Ik heb altijd graag boeken gelezen, alleen had ik daar sinds de komst van de kinderen geen tijd meer voor gehad. Als jong meisje las ik vooral de boeken van Roald Dahl. De schrijfstijl in die boeken heeft me altijd aangesproken. Matilda is nog steeds een absolute favoriet. Ondertussen hebben mijn zonen dezelfde boeken allemaal gelezen, want ik heb ze nooit weg willen doen.

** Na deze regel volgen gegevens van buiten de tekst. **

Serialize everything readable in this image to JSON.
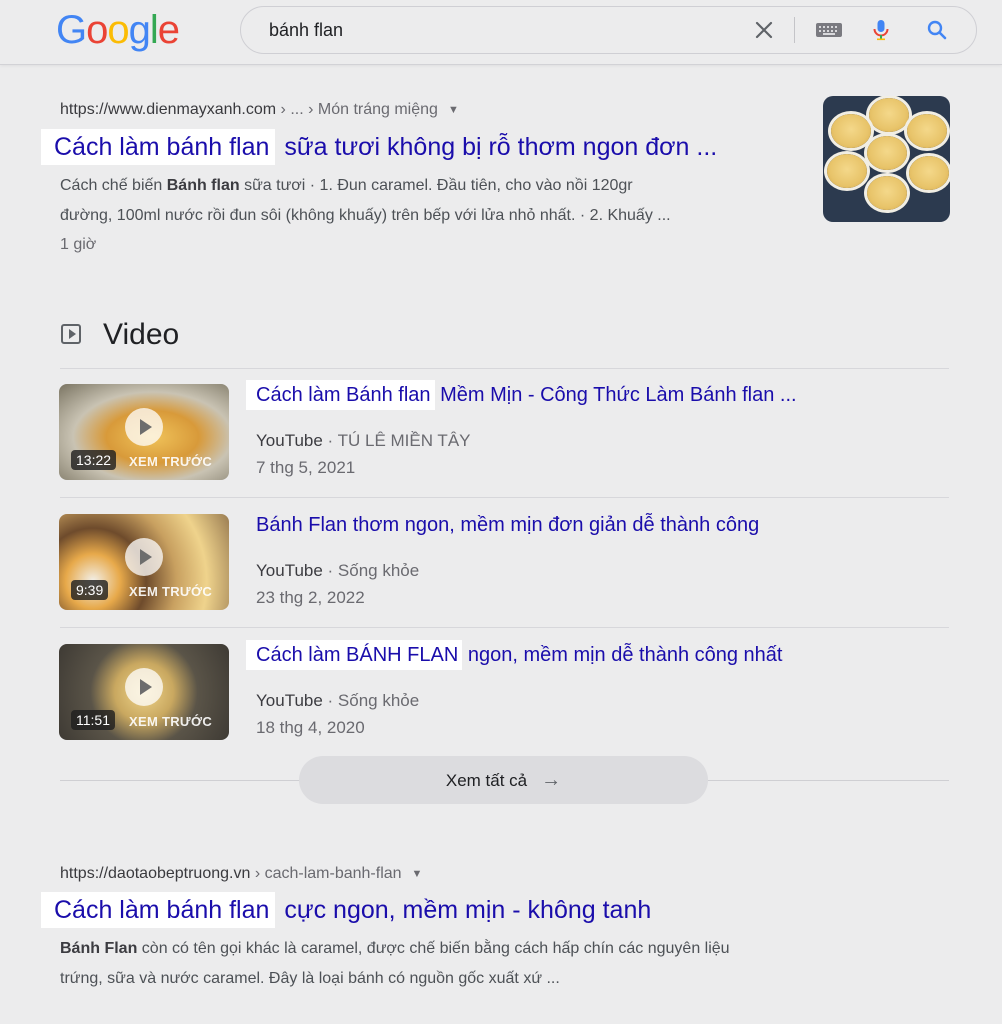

Ik herinner me dat we in het vijfde of het zesde leerjaar konden meedoen aan een schrijfwedstrijd. Destijds was ik zot van paarden en schreef daar een kortverhaal over. Voor zover ik me herinner heb ik daar niet echt een prijs mee gewonnen, maar ik weet wel dat het als een goed verhaal bevonden werd. Tijdens mijn middelbare schooljaren heb ik maar weinig boeken in de handen gehad. Van degene die ik wel las, zijn de volgende mij altijd bijgebleven: En toen was het stil van Joyce Egginton en Rosalie Niemand van Elisabeth Marain.

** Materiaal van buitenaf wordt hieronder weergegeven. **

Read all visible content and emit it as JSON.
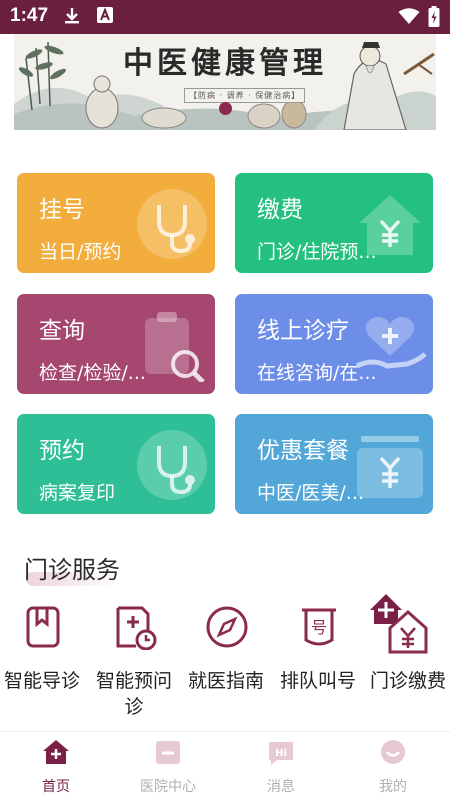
{
  "status_bar": {
    "time": "1:47"
  },
  "banner": {
    "title": "中医健康管理",
    "subtitle": "【防病 · 调养 · 保健治病】"
  },
  "cards": [
    {
      "title": "挂号",
      "subtitle": "当日/预约",
      "color": "#f2ad3c",
      "icon": "stethoscope-icon"
    },
    {
      "title": "缴费",
      "subtitle": "门诊/住院预...",
      "color": "#23c07f",
      "icon": "house-yen-icon"
    },
    {
      "title": "查询",
      "subtitle": "检查/检验/...",
      "color": "#a64770",
      "icon": "clipboard-search-icon"
    },
    {
      "title": "线上诊疗",
      "subtitle": "在线咨询/在...",
      "color": "#6d8ee8",
      "icon": "heart-hand-icon"
    },
    {
      "title": "预约",
      "subtitle": "病案复印",
      "color": "#2ebf96",
      "icon": "stethoscope-icon"
    },
    {
      "title": "优惠套餐",
      "subtitle": "中医/医美/...",
      "color": "#52a7d8",
      "icon": "yen-box-icon"
    }
  ],
  "outpatient": {
    "title": "门诊服务",
    "items": [
      {
        "label": "智能导诊",
        "icon": "bookmark-icon"
      },
      {
        "label": "智能预问诊",
        "icon": "document-clock-icon"
      },
      {
        "label": "就医指南",
        "icon": "compass-icon"
      },
      {
        "label": "排队叫号",
        "icon": "number-ticket-icon"
      },
      {
        "label": "门诊缴费",
        "icon": "house-yen-icon"
      }
    ]
  },
  "tabbar": {
    "items": [
      {
        "label": "首页",
        "icon": "home-icon",
        "active": true
      },
      {
        "label": "医院中心",
        "icon": "hospital-icon",
        "active": false
      },
      {
        "label": "消息",
        "icon": "message-icon",
        "active": false
      },
      {
        "label": "我的",
        "icon": "profile-icon",
        "active": false
      }
    ]
  },
  "colors": {
    "brand": "#6b1f3f",
    "active_tab": "#7a1f46",
    "inactive_tab": "#b0b0b0"
  }
}
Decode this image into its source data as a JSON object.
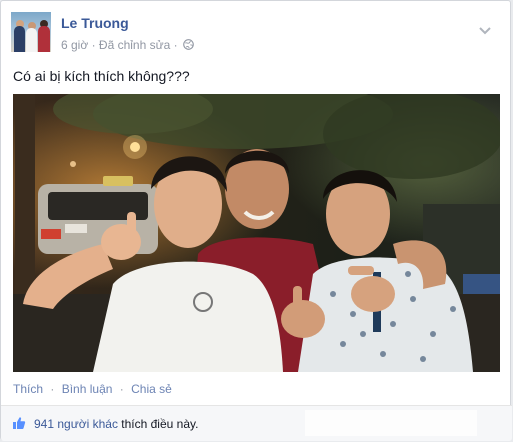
{
  "post": {
    "author_name": "Le Truong",
    "time": "6 giờ",
    "edited_label": "Đã chỉnh sửa",
    "meta_separator": "·",
    "privacy_icon": "globe-icon",
    "menu_icon": "chevron-down-icon",
    "status_text": "Có ai bị kích thích không???"
  },
  "actions": {
    "like_label": "Thích",
    "comment_label": "Bình luận",
    "share_label": "Chia sẻ",
    "separator": "·"
  },
  "likes": {
    "icon": "thumbs-up-icon",
    "count_text": "941 người khác",
    "suffix_text": " thích điều này."
  },
  "colors": {
    "link_blue": "#3b5998",
    "action_blue": "#6d84b4",
    "meta_gray": "#9197a3",
    "like_bar_bg": "#f6f7f9"
  }
}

In 2012 kwam ik wegens ziekte langdurig thuis te zitten. Tot dan toe bestond mijn leven vooral uit het zorgen voor mijn kleine kinderen en het werk. Ik wist dus met mezelf geen blijf. In een poging mezelf bezig te houden en vooral niet aan mijn eigen problemen te moeten denken, probeerde ik allerhande creatieve dingen uit: haken, breien, juwelen maken enz (stel je daar maar geen grote dingen bij voor). Niets kon mij echt bekoren. Ik liep aan de muren op van verveling. Naar het werk mocht ik niet. Eigenlijk wilde ik dat ook niet echt. Laten we zeggen dat de sfeer op dat moment niet ideaal was, maar ik miste de kleuters enorm. Die lachende gezichten en die eerlijke lieve (en niet zo lieve) woorden miste ik, tot op het punt dat ik het heel erg moeilijk kreeg. De fysieke pijn kon ik nog omzeilen, maar de mentale/psychische pijn zat te diep.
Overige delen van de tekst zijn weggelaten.